London: England opener Jason Roy’s ninth ODI hundred was an “emotional” one as he notched it up under tough circumstances, staying up all night to attend to his sick daughter.
Roy, 28, struck a belligerent 114 on Friday to set the platform for England’s successful chase of Pakistan’s 340-7.
But what made the knock all the more challenging was the fact that Roy’s daughter Everly, who was born in March this year, fell ill and the England batsman was at the hospital with wife Elle all night on the eve of the game.
“I had a bit of a rough morning so this one is a special one for me and my family,” revealed Roy. “It was my little one. We had to take her to hospital at 1.30 in the morning. I stayed there until 8.30 and came back for a couple of hours sleep and got to the ground just before warm-up and cracked on. It was a very emotional hundred.”

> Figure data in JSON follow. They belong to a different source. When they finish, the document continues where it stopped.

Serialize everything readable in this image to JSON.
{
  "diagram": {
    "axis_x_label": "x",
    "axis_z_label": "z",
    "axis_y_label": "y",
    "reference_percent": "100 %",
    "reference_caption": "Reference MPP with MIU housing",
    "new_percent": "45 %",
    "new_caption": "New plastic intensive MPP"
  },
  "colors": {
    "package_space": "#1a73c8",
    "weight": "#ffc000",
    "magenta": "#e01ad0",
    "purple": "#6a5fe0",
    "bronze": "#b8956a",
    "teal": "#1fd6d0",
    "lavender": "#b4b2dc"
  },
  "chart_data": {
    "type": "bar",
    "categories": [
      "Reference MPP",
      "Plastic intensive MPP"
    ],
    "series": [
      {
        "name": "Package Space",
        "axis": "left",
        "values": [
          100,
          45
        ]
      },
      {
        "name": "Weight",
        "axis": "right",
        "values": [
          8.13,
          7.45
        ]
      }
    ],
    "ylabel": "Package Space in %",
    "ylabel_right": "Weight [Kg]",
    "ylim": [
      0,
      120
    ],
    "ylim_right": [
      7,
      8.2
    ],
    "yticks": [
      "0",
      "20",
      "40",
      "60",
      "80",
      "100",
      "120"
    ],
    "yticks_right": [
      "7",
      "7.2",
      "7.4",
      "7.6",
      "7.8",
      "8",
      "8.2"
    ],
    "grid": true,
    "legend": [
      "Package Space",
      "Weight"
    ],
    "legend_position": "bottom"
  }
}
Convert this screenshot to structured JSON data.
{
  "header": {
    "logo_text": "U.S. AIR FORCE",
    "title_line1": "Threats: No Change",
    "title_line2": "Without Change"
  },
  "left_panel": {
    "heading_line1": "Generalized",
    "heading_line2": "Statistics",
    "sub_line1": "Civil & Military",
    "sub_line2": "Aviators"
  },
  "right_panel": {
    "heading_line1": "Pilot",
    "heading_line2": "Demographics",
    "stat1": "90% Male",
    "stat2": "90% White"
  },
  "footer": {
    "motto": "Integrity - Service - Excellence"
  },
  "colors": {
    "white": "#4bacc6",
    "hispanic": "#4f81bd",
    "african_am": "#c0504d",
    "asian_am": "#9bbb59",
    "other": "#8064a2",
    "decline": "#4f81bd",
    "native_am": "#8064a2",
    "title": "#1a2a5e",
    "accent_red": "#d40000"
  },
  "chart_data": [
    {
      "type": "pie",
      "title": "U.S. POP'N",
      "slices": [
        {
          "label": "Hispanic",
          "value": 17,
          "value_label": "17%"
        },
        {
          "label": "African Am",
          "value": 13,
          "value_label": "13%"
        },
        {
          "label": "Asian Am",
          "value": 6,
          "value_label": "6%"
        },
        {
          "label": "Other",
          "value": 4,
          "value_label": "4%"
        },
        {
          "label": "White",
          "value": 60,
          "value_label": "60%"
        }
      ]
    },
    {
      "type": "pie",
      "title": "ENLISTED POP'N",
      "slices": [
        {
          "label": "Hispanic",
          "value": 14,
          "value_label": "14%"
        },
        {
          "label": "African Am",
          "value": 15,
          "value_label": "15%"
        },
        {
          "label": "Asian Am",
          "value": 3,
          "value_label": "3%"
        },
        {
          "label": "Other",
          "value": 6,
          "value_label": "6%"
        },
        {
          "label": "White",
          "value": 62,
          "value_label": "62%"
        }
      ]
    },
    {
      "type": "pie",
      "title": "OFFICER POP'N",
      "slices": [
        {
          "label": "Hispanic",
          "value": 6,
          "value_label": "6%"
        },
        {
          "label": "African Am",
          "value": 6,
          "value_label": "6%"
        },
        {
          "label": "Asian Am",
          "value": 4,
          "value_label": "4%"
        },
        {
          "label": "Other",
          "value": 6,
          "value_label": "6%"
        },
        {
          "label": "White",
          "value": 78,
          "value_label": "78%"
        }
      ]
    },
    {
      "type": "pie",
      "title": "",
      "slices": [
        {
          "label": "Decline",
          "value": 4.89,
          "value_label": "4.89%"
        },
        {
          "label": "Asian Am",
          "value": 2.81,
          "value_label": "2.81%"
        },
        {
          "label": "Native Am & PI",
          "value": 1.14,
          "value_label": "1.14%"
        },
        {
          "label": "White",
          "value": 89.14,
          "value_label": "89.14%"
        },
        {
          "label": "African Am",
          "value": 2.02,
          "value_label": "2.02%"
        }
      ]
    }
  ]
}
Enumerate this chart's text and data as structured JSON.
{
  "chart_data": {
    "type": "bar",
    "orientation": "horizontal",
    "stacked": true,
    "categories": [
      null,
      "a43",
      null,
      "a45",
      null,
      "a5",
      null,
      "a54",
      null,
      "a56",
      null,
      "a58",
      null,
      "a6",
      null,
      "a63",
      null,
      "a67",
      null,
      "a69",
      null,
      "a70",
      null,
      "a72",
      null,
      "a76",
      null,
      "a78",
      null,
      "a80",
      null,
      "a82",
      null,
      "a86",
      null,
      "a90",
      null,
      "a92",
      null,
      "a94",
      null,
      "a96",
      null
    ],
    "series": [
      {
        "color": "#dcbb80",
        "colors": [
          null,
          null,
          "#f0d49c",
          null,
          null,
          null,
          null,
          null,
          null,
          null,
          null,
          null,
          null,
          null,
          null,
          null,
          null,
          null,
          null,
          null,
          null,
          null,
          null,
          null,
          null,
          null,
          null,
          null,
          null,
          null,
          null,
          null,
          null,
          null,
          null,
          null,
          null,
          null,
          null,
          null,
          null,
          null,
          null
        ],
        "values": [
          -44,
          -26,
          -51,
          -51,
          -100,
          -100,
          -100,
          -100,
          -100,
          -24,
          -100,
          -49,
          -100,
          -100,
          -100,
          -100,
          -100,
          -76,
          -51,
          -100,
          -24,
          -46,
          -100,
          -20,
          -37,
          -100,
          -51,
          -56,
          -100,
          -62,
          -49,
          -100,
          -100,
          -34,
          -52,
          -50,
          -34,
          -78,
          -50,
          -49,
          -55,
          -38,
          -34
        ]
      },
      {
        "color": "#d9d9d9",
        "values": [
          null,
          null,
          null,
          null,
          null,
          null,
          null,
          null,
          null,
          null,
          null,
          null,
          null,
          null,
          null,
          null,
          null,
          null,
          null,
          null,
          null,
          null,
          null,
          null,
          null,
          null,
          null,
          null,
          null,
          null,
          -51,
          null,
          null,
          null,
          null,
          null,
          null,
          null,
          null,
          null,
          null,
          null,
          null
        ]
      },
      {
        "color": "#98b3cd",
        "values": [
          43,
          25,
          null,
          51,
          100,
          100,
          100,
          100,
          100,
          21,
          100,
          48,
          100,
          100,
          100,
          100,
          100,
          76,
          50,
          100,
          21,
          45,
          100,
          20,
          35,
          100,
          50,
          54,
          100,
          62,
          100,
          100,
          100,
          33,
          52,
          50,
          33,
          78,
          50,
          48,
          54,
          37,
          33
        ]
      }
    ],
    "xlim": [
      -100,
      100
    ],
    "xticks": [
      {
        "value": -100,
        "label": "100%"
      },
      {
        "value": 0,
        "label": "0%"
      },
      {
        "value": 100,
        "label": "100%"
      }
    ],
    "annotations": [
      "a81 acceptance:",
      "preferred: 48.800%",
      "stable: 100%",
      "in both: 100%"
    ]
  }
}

There were no signs of fatigue when Roy took the field as he saved six runs at the long off boundary with an acrobatic effort off Mohammad Hafeez, to then plunder 11 fours and four sixes from 89 balls.
“I’m not in the form of my life. It was not my most fluent of innings but it was an extremely special feeling to get over three figures. I didn’t see it coming,” Roy admitted.
Roy’s superb 114 was the centrepiece of England’s chase as they beat Pakistan at Trent Bridge to go 3-0 up with one to play in a one-day international series.
England were cruising to a target of 341 while Roy was at the crease but, after comfortable wins at Southampton and Bristol, his dismissal sparked a collapse that saw three wickets lost for seven runs in 10 balls.
And when Moeen Ali was out for a duck, England were 216 for five.
But Ben Stokes’s unbeaten 71 eventually saw England win with three balls to spare.
“For Ben to soak up that pressure, come through it and be not out at the end will give him lots of confidence. It was great to see him play in that fashion,” said England stand-in captain Jos Buttler.
Wicketkeeper Buttler, leading the side while regular captain Eoin Morgan served a one-game ban for the team’s slow over-rate in Bristol, also praised Roy by saying: “It’s great to watch Jason go about his work too. He’s been in great form and he was desperate to go on to his hundred.”
While Roy was named man-of-the-match, the award could have gone to his Surrey teammate Tom Curran.
The paceman took 4-75 in Pakistan’s 340-7, including the wicket of century-maker Babar Azam, and, batting at No 8, made 31 in a key stand of 61 with Stokes.
It all strengthened Curran’s case for a place in tournament hosts England’s final 15-man squad for the World Cup. with the showpiece event now just a matter of weeks away.
“With the bat, with the ball, I love his character. He just wants to be involved in the game, he had a fantastic day,” added Buttler.
Curran, however, might have been run out for six had either Pakistan or the umpires spotted that a second direct hit in the same passage of play had dislodged the one remaining bail as he scrambled to complete a run.
Pakistan captain Sarfraz Ahmad, who did not appeal for the Curran run-out was left regretting that decision but the wicketkeeper was arguably more frustrated by his team’s succession of costly fielding errors.
“We had enough runs on the board and if we had fielded well we would have won this game,” said Sarfraz.
“The coach told me (about the run-out). I thought both bails had come out, I hope that if the third umpire had seen it on the television he would tell the umpires as well.”